The formal inauguration by Austrian President Alexander Van der Bellen is set for 11 a.m. in Vienna after Kurz’s conservative People’s Party struck a deal with the nationalist Freedom Party on Friday. A demonstration against the Freedom Party’s participation will begin in the morning, but protests aren’t expected to reach the level of 2000, when the parties teamed up for the first time.
“The program shows a clear effort to avoid making too big waves both at home and abroad,” Thomas Hofer, a political analyst and consultant in Vienna, said in a telephone interview. “Overall they are playing it defensively for the time being as to pre-empt huge protests.”
Kurz’s and Strache’s reassurances on Europe contrasted with renewed calls for leaving the bloc by the Freedom Party’s allies during a weekend meeting in Prague.
France’s Front National leader Marine Le Pen congratulated Strache, saying his role in the government was “very good news, excellent news for Europe,” the Associated Press reported. Dutch Freedom Party head Geert Wilders praised Strache for “achieving an excellent result” in the talks, according to Austrian radio ORF.
‘Severely Disquieting’
World Jewish Congress President Ronald Lauder in a statement said it “is severely disquieting” that the Freedom Party enters the Austrian government.
Domestically, Kurz and Strache stopped short of a full-fledged attack against some institutions of the Austrian welfare state such as the Workers’ Chamber, a mandatory-membership body that’s close to the center-left Social Democrats and at the core of the Austrian system of collective wage agreements.
While labor laws are set to be loosened somewhat, business associations and think tanks allied with them say the program is timid and should be reworked once four regional elections have been held next year.

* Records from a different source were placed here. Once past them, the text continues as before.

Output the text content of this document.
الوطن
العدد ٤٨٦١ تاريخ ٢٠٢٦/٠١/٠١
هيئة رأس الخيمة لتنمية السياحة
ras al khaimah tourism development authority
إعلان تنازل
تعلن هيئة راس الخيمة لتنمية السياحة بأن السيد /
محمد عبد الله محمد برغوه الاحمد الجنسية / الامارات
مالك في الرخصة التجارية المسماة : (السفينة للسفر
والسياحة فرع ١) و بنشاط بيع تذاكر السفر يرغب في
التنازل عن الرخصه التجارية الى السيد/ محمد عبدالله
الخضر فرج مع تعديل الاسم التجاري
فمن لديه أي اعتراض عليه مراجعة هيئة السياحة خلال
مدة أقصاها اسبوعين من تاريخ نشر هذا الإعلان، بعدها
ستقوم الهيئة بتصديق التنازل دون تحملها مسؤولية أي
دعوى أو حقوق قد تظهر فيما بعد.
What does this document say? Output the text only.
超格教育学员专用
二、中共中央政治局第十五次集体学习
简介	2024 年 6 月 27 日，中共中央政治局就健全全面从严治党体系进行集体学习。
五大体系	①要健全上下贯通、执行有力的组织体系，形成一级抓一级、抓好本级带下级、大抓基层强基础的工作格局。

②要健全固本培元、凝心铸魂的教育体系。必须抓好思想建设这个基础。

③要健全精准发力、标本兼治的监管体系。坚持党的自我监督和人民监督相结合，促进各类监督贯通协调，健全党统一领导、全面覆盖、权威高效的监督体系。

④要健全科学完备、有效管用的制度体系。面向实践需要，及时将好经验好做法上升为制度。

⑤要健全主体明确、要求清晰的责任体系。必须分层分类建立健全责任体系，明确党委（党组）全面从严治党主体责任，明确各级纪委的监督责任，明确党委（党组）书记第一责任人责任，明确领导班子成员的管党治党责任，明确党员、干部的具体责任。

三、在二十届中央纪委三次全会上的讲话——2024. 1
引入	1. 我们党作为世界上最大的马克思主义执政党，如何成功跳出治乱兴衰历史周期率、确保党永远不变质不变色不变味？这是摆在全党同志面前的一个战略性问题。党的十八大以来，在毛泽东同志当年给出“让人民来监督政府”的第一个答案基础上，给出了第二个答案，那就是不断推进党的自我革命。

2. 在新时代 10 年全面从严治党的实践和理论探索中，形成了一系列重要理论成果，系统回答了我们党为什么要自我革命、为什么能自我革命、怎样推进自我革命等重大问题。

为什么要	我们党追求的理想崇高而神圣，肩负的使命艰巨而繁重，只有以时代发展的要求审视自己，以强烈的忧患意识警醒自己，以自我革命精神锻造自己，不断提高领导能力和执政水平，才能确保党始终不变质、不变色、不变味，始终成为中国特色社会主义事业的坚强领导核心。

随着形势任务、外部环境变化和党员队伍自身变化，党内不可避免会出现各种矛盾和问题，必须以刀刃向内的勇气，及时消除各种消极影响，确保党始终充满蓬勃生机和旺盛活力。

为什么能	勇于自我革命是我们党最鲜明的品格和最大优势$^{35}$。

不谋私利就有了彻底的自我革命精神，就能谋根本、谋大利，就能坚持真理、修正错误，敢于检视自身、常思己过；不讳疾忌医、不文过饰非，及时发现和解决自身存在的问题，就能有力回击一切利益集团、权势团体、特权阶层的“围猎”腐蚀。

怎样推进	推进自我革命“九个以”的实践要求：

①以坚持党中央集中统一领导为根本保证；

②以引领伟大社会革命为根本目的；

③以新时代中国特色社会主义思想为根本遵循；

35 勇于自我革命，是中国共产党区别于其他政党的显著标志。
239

“Maybe the government’s restraint has to be understood tactically,” said Franz Schellhorn of Agenda Austria, a business-friendly think tank. “One can only hope that this government will do significantly more than its program seems to indicate after the regional elections.”
More disruptive than his policy are Kurz’s personnel choices. None of his conservative colleagues in the cabinet of outgoing Chancellor Christian Kern will survive the change, and none of the newly designated ministers has any experience in governing.
The most important job for European economic and financial policy goes to Hartwig Loeger, the head of Uniqa Insurance Group AG’s Austrian unit, who will succeed Hans Joerg Schelling as finance minister.